Certains kinés ne veulent pas valider les négociations en cours avec cette revalorisation jugée trop faible, quand d'autres estiment qu'un possible compromis n'est plus très éloigné. Référent de la région Auvergne-Rhône-Alpes du syndicat Alizé, qui n'a pas signé l'accord, Jérôme Alaphilippe affirme que sa centrale signera si l'augmentation de 1,93 euro n'est pas étalonnée sur trois ans, mais effective dès le mois de juin 2023, et que les frais de scolarité des étudiants en kinésithérapie soit alignés sur les tarifs des frais universitaires. En contrepartie, les jeunes diplômés devront travailler deux ans en hôpital ou dans des déserts médicaux en début de carrière.  

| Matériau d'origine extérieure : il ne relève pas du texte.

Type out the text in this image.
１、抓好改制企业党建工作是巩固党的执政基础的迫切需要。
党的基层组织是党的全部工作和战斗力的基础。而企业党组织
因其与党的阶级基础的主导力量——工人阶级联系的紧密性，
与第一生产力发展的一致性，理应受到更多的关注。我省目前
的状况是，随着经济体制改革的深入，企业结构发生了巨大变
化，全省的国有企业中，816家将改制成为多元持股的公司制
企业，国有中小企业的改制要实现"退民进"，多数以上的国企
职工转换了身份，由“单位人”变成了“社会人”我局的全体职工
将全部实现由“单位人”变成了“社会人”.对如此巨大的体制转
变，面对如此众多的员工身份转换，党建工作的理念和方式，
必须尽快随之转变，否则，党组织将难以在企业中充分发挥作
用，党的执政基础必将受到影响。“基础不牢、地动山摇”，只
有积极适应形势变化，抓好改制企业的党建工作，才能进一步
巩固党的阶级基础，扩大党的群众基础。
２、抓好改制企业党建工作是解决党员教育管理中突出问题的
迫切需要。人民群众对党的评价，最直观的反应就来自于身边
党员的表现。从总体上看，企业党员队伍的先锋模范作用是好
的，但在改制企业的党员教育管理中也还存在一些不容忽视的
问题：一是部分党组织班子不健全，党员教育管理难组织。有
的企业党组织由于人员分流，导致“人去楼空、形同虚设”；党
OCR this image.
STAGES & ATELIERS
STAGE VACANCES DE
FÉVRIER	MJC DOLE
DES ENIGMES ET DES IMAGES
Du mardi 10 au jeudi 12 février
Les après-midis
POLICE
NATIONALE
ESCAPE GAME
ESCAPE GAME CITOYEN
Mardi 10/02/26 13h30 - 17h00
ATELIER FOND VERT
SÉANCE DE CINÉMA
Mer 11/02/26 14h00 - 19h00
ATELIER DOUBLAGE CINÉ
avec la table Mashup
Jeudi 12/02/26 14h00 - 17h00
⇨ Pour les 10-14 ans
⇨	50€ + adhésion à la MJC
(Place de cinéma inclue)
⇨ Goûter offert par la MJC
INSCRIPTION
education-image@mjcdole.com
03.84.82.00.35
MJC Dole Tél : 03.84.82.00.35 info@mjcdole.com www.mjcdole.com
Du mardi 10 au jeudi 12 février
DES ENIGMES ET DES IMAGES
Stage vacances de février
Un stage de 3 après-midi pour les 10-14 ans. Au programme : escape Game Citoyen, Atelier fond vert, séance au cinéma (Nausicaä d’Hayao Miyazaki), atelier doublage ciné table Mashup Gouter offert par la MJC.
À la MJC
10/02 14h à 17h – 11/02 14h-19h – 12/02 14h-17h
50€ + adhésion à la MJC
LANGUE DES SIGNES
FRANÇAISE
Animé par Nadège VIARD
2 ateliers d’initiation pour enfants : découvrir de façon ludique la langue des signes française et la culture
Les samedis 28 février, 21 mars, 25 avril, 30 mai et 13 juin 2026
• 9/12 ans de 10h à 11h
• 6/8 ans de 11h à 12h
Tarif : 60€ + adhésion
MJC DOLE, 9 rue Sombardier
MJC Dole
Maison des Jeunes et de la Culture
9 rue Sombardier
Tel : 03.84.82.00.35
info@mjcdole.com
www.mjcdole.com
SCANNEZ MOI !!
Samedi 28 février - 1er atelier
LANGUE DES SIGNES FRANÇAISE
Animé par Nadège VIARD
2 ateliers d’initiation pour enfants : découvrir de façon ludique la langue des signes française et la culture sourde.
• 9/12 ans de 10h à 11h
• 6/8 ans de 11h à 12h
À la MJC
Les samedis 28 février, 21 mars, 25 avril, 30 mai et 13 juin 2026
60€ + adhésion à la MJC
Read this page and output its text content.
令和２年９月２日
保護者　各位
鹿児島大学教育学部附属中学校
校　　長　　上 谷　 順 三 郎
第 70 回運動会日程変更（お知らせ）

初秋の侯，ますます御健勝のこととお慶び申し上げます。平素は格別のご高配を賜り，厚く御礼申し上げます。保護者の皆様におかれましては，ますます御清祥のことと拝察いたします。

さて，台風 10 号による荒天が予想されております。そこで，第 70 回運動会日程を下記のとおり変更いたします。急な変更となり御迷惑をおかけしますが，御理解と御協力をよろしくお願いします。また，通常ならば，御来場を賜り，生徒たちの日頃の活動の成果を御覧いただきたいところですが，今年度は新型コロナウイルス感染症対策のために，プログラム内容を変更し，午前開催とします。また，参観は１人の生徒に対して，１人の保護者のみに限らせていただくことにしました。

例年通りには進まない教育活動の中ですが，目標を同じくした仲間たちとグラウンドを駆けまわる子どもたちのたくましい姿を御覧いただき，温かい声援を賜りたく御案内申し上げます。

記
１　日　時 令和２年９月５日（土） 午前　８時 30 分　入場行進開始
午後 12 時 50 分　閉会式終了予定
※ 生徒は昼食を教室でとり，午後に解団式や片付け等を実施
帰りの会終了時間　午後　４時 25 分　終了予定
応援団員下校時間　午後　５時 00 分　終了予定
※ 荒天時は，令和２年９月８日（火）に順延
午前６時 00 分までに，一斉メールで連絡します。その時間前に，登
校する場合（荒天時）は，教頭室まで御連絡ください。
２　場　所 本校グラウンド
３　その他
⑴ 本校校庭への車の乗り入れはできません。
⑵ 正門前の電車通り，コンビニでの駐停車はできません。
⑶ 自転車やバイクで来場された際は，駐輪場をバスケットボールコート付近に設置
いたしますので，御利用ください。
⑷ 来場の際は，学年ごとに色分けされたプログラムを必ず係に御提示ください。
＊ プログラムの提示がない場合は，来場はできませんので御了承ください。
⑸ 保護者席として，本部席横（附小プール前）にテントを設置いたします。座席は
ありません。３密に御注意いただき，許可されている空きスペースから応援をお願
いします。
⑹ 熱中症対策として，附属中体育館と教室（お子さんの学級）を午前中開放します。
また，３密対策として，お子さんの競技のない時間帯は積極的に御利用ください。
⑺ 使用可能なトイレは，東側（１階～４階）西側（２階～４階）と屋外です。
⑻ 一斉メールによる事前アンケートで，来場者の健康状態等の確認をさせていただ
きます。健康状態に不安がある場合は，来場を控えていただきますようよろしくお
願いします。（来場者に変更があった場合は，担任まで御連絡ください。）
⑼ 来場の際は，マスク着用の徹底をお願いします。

"Au départ, la CNAM nous avait proposé une augmentation de 43 centimes. L'enveloppe prévue au départ était de 180 millions d'euros, elle est passée à 530 millions d'euros", note ce syndicaliste, lui-même installé à Courchevel en Savoie. 

"Sur 40% du territoire, les kinés ne seront plus libres de s'installer là où ils veulent"

Véronique Morel-Lab

Déléguée du Rhône du syndicat SNMKR

Il n'y a pas que le montant de la revalorisation qui fait grincer des dents certains kinés. Véronique Morel-Lab, déléguée départementale du Rhône pour le syndicat SNMKR, est sur la même ligne que son homologue du syndicat Alizée concernant les contreparties exigées par la CNAM en échange d'une revalorisation. 

"Sur 40% du territoire, les kinés ne seront plus libres de s'installer là où ils veulent. Il y aura aussi l'obligation pour les jeunes diplômés de travailler deux ans en salariat à l'hôpital ou alors en cabinet dans une zone sous-dotée avant de pouvoir s'installer là où ils désirent. Il faut savoir que les salaires proposés à l'hôpital ne suffisent même pas aux jeunes diplômés pour rembourser les crédits contractés pour financer leurs études", dénonce Véronique Morel-Lab. 

Une date butoir le 16 janvier 2023

Les négociations avec la CNAM se clôtureront le 16 janvier 2023. Si deux syndicats s'opposent à l'accord, celui-ci ne sera pas signé et les kinés risquent de n'avoir aucune revalorisation. Face à cette voie sans issue, la majorité dit ne pas envisager de faire grève. "Les médecins ont du pouvoir, mais nous beaucoup moins. C'est dur de faire grève si on n'est pas écouté par le gouvernement", juge, un peu dépitée, Véronique Morel-Lab.